Introduction
The short glance which the prophet gave at the promised restoration of the people of God and the Messiah's kingdom, in the close of the preceding chapter, makes him break out into a rapturous song of praise in this, where although he alludes to temporal mercies, such as the destruction of the cities which had been at war with Zion, the ruin of Moab, and other signal interpositions of Divine Providence in behalf of the Jews; yet he is evidently impressed with a more lively sense of future and much higher blessings under the Gospel dispensation, in the plenitude of its revelation, of which the temporal deliverances vouchsafed at various tines to the primitive kingdoms of Israel and Judah were the prototypes, Isaiah 25:1-5 . These blessings are described under the figure of a feast made for all nations, Isaiah 25:6 ; the removing of a veil from their faces, Isaiah 25:7 ; the total extinction of the empire of death by the resurrection from the dead, the exclusion of all sorrow, and the final overthrow of all the enemies of the people of God, Isaiah 25:8-12 .

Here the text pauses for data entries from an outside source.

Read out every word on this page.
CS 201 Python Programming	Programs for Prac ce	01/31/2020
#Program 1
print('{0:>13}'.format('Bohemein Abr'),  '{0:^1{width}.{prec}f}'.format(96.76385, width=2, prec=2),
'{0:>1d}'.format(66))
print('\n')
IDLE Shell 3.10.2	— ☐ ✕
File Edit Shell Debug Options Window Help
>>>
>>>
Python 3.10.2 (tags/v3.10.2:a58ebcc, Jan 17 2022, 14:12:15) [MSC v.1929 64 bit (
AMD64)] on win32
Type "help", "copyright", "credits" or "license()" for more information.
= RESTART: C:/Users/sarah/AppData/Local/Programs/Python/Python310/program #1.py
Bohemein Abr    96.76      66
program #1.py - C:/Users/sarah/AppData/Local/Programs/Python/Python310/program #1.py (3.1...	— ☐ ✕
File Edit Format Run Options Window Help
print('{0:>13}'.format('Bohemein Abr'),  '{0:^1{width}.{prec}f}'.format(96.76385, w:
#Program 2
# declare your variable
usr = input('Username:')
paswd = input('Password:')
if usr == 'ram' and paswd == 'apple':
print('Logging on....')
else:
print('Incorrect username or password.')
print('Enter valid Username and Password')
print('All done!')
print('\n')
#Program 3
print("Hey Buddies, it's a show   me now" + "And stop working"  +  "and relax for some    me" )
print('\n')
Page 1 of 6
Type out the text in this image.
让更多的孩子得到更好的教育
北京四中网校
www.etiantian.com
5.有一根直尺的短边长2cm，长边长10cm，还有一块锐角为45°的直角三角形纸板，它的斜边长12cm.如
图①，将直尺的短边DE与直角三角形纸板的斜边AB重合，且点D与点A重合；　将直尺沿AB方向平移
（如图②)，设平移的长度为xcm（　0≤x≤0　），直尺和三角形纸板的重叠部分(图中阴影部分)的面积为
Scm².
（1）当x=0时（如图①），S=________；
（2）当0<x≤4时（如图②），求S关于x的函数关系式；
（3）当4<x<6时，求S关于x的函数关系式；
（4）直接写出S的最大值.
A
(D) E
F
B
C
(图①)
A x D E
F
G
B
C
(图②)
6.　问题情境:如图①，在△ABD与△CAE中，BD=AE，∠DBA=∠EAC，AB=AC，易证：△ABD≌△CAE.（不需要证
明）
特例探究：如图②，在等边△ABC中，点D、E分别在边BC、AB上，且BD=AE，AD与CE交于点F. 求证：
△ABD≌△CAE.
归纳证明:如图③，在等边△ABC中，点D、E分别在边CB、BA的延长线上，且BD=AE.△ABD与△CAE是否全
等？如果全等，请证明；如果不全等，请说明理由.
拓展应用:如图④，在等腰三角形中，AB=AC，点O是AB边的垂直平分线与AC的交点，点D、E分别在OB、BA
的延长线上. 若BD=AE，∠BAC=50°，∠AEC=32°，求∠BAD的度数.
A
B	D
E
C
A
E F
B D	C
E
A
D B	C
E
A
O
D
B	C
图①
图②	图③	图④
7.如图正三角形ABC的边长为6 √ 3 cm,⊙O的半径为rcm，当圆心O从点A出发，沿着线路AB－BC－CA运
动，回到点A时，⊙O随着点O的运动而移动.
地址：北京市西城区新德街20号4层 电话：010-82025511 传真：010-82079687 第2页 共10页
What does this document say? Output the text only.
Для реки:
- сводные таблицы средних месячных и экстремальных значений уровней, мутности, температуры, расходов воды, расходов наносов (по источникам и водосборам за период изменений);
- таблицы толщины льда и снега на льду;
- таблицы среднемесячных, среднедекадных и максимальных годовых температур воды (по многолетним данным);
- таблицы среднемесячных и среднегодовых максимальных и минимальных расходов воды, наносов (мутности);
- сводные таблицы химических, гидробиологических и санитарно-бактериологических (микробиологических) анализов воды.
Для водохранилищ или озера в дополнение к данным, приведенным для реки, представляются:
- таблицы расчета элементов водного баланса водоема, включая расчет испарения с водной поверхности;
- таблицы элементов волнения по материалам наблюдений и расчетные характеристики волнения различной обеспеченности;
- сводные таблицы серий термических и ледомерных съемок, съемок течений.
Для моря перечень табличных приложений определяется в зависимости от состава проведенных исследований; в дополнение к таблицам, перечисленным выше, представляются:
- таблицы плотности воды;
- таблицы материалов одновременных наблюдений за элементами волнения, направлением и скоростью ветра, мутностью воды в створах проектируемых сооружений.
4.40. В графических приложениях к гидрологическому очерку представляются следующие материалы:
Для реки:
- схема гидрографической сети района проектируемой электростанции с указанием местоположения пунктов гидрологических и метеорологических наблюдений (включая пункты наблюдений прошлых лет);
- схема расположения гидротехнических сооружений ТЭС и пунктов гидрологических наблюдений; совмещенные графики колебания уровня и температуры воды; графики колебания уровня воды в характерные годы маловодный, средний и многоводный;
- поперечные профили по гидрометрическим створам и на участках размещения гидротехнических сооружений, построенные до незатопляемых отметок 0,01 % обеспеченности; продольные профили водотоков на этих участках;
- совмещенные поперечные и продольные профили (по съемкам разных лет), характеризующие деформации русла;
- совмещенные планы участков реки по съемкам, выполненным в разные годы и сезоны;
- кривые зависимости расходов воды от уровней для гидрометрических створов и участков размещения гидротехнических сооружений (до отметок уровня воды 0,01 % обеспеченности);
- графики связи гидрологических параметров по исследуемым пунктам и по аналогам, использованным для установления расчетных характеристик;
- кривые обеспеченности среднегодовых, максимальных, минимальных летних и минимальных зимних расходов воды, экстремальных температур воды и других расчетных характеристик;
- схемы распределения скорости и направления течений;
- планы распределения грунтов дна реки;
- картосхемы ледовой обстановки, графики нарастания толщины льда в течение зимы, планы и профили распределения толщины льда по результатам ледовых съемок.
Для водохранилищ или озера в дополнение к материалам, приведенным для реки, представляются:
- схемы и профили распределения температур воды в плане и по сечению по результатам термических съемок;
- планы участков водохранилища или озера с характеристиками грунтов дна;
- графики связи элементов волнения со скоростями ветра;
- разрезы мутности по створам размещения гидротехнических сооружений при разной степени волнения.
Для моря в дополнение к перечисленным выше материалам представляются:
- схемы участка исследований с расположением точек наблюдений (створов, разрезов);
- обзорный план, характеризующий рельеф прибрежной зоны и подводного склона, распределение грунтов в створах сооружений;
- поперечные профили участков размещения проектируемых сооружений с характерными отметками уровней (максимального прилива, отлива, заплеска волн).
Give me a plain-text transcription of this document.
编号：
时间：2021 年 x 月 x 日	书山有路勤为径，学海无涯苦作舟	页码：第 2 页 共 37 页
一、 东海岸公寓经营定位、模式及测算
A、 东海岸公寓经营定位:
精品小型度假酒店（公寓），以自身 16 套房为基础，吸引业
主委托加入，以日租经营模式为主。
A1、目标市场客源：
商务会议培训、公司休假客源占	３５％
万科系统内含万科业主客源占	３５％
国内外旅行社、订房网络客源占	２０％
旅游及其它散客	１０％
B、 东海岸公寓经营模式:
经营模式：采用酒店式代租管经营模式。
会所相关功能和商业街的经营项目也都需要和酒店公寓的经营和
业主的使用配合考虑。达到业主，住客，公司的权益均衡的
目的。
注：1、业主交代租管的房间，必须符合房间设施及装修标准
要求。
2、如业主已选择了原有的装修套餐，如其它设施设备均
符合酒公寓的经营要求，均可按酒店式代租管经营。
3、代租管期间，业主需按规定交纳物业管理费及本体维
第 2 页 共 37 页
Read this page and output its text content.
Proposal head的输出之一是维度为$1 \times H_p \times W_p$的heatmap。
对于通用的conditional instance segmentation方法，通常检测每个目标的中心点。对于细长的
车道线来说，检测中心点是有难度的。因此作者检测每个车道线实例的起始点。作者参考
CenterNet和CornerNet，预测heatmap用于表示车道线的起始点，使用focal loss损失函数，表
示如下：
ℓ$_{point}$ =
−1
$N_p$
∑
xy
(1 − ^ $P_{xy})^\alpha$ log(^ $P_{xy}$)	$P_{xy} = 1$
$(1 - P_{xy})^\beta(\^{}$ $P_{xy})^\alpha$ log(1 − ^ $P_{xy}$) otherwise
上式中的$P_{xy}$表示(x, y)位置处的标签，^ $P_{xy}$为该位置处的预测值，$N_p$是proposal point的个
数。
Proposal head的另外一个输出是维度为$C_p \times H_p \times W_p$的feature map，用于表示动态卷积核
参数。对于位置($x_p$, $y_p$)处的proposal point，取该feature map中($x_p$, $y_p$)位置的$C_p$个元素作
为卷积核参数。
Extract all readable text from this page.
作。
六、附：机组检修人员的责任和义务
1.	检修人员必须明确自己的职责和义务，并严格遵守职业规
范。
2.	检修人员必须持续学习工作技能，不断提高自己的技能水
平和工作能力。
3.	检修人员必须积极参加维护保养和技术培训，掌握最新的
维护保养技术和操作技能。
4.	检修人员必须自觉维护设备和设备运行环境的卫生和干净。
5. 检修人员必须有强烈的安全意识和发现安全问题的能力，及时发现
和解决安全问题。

It does not appear to me that this chapter has any close and particular connection with the chapter immediately preceding, taken separately, and by itself. The subject of that was the desolation of the land of Israel and Judah, by the just judgment of God, for the wickedness and disobedience of the people: which, taken by itself, seems not with any propriety to introduce a hymn of thanksgiving to God for his mercies to his people in delivering them from their enemies. But taking the whole course of prophecies, from the thirteenth to the twenty-fourth chapter inclusive, in which the prophet foretells the destruction of several cities and nations, enemies to the Jews, and of the land of Judah itself, yet with intimations of a remnant to be saved, and a restoration to be at length effected by a glorious establishment of the kingdom of God: with a view to this extensive scene of God's providence in all its parts, and in all its consequences, the prophet may well be supposed to break out into this song of praise; in which his mind seems to be more possessed with the prospect of future mercies than with the recollection of the past. - L.